At the time of his death, he was in the midst of securing a custom-made Buddy Fo Martin ukulele with larger neck, made by a Big Islander. “He was so looking forward to having a Buddy Fo ukulele instrument made especially for him,” said Sammi.
Because his dad called him “my little Buddy,” the name stuck.
Earlier services were held May 21 at the Ocean View Community Center.
“Buddy was a party guy,” said Sammi. “He loved to have a good time, and he loved to drink. So we’ll hold a celebration of life to remember him, not a funeral service.”
The gathering will be held from 9 a.m. to 3 p.m. Thursday (May 26) at the Elks Club.
A service, with music, will be from 10 to 11 a.m.
The house band will include his buddies from the music community: Imaikalani Young, Greg Kaneaiakala, Gordon Alafapada, Brickwood Galueria and Benny Chong.
Besides wife Sammi, survivors include sons Allen, Derek “Ricky” and Kanai; daughters U‘ilani Roberts, Mikilani Wykes and Aloha Fo; brothers Henry “Chubby,” Talbot and Nolan George, and Teddy Imbleau; sister Sally Crowell; seven grandchildren; and 11 great-grandchildren.

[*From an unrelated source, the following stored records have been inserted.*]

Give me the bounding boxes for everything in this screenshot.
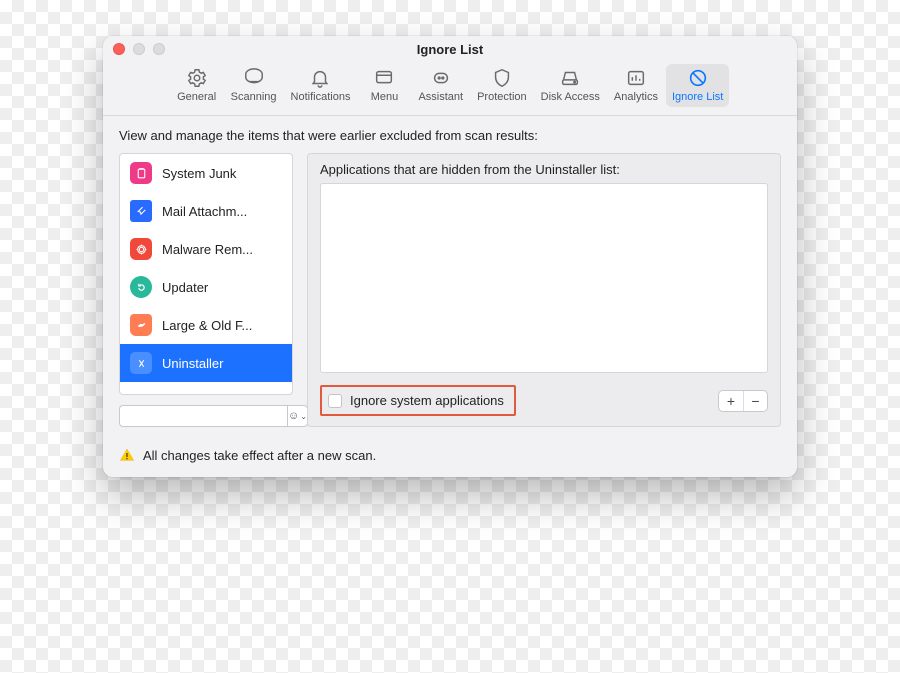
minimize-window-button[interactable]	[133, 43, 145, 55]
system-junk-icon	[130, 162, 152, 184]
preferences-tabs: General Scanning Notifications Menu Assi	[103, 62, 797, 116]
minus-icon: −	[751, 393, 759, 409]
tab-label: Scanning	[231, 91, 277, 103]
prohibit-icon	[687, 68, 709, 88]
bell-icon	[309, 68, 331, 88]
zoom-window-button[interactable]	[153, 43, 165, 55]
titlebar: Ignore List	[103, 36, 797, 62]
tab-label: Ignore List	[672, 91, 723, 103]
tab-label: General	[177, 91, 216, 103]
panes: System Junk Mail Attachm... Malware Rem.…	[119, 153, 781, 427]
sidebar-item-label: Large & Old F...	[162, 318, 252, 333]
tab-label: Assistant	[418, 91, 463, 103]
filter-input[interactable]	[119, 405, 287, 427]
sidebar-item-uninstaller[interactable]: Uninstaller	[120, 344, 292, 382]
tab-disk-access[interactable]: Disk Access	[535, 64, 606, 107]
sidebar: System Junk Mail Attachm... Malware Rem.…	[119, 153, 293, 427]
window-controls	[113, 43, 165, 55]
menu-icon	[373, 68, 395, 88]
tab-assistant[interactable]: Assistant	[412, 64, 469, 107]
sidebar-item-label: Updater	[162, 280, 208, 295]
tab-protection[interactable]: Protection	[471, 64, 533, 107]
tab-label: Analytics	[614, 91, 658, 103]
updater-icon	[130, 276, 152, 298]
main-panel: Applications that are hidden from the Un…	[307, 153, 781, 427]
smiley-icon: ☺	[288, 410, 299, 422]
add-button[interactable]: +	[719, 391, 743, 411]
footer-text: All changes take effect after a new scan…	[143, 448, 376, 463]
content-area: View and manage the items that were earl…	[103, 116, 797, 437]
preferences-window: Ignore List General Scanning Notificatio…	[103, 36, 797, 477]
sidebar-item-malware-removal[interactable]: Malware Rem...	[120, 230, 292, 268]
remove-button[interactable]: −	[743, 391, 767, 411]
add-remove-group: + −	[718, 390, 768, 412]
tab-label: Protection	[477, 91, 527, 103]
excluded-apps-list[interactable]	[320, 183, 768, 373]
panel-footer: Ignore system applications + −	[320, 385, 768, 416]
ignore-system-apps-checkbox[interactable]	[328, 394, 342, 408]
tab-notifications[interactable]: Notifications	[285, 64, 357, 107]
sidebar-item-label: Malware Rem...	[162, 242, 253, 257]
tab-label: Disk Access	[541, 91, 600, 103]
uninstaller-icon	[130, 352, 152, 374]
folder-icon	[130, 314, 152, 336]
main-heading: Applications that are hidden from the Un…	[320, 162, 768, 177]
disk-icon	[559, 68, 581, 88]
footer: All changes take effect after a new scan…	[103, 437, 797, 477]
sidebar-item-label: Mail Attachm...	[162, 204, 247, 219]
sidebar-item-label: System Junk	[162, 166, 236, 181]
monitor-icon	[243, 68, 265, 88]
sidebar-item-system-junk[interactable]: System Junk	[120, 154, 292, 192]
filter-row: ☺ ⌄	[119, 405, 293, 427]
window-title: Ignore List	[103, 42, 797, 57]
plus-icon: +	[727, 393, 735, 409]
ignore-system-apps-highlight: Ignore system applications	[320, 385, 516, 416]
assistant-icon	[430, 68, 452, 88]
shield-icon	[491, 68, 513, 88]
tab-label: Notifications	[291, 91, 351, 103]
checkbox-label: Ignore system applications	[350, 393, 504, 408]
chart-icon	[625, 68, 647, 88]
malware-icon	[130, 238, 152, 260]
gear-icon	[186, 68, 208, 88]
tab-menu[interactable]: Menu	[358, 64, 410, 107]
tab-general[interactable]: General	[171, 64, 223, 107]
sidebar-item-label: Uninstaller	[162, 356, 223, 371]
chevron-down-icon: ⌄	[300, 412, 307, 421]
tab-ignore-list[interactable]: Ignore List	[666, 64, 729, 107]
tab-analytics[interactable]: Analytics	[608, 64, 664, 107]
filter-dropdown-button[interactable]: ☺ ⌄	[287, 405, 308, 427]
category-list: System Junk Mail Attachm... Malware Rem.…	[119, 153, 293, 395]
warning-icon	[119, 447, 135, 463]
tab-scanning[interactable]: Scanning	[225, 64, 283, 107]
sidebar-item-updater[interactable]: Updater	[120, 268, 292, 306]
tab-label: Menu	[371, 91, 399, 103]
sidebar-item-large-old-files[interactable]: Large & Old F...	[120, 306, 292, 344]
instructions-text: View and manage the items that were earl…	[119, 128, 781, 143]
close-window-button[interactable]	[113, 43, 125, 55]
mail-icon	[130, 200, 152, 222]
sidebar-item-mail-attachments[interactable]: Mail Attachm...	[120, 192, 292, 230]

BUDDY FO CELEBRATION OF LIFE

From 9 a.m. to 3 p.m. Thursday (May 26)
Service, with music, from 10 to 11 a.m.
Elks Club

4 Responses to “Buddy Fo: Isle sensibilities, Mainland romanticism”

  1. Maui Boy:

    Aloha Mr. Fo,

    I remember in the late sixties when Mr Fo just moved to Maui. His
    son attended Iao School. We started a flag football team during the
    summer and Mr. Fo became our football coach. Those were good
    times, thank you Coach Fo.

    Aloha,

    Clyde Rodrigues


  2. Satch:

    I remember him vividly as Buddy and the Invitations brought music to my ears back in the '60's. I am sure he has reunited with the greats of the past up in that Islander heaven playing music to everyone's delight.


  3. Lee Humes:

    I remember meeting The Invitations along with Buddy Fo in California in the late 50's when I was with a similar type vocal group called The Signatures. We enjoyed listening to each other's music. What a great group and a great guy. So sorry to hear of his passing.

    Lee Humes


  4. Joyce Mitchell:

    Montana fondly remembers Buddy Fo and his true love, Sammi, and sends cowboy alohas. He brought the melodic Hawaiian sounds to the Big Sky Country and they both found many friends and followers. Buddy will be missed but his spirit and special sounds continue to fill our hearts.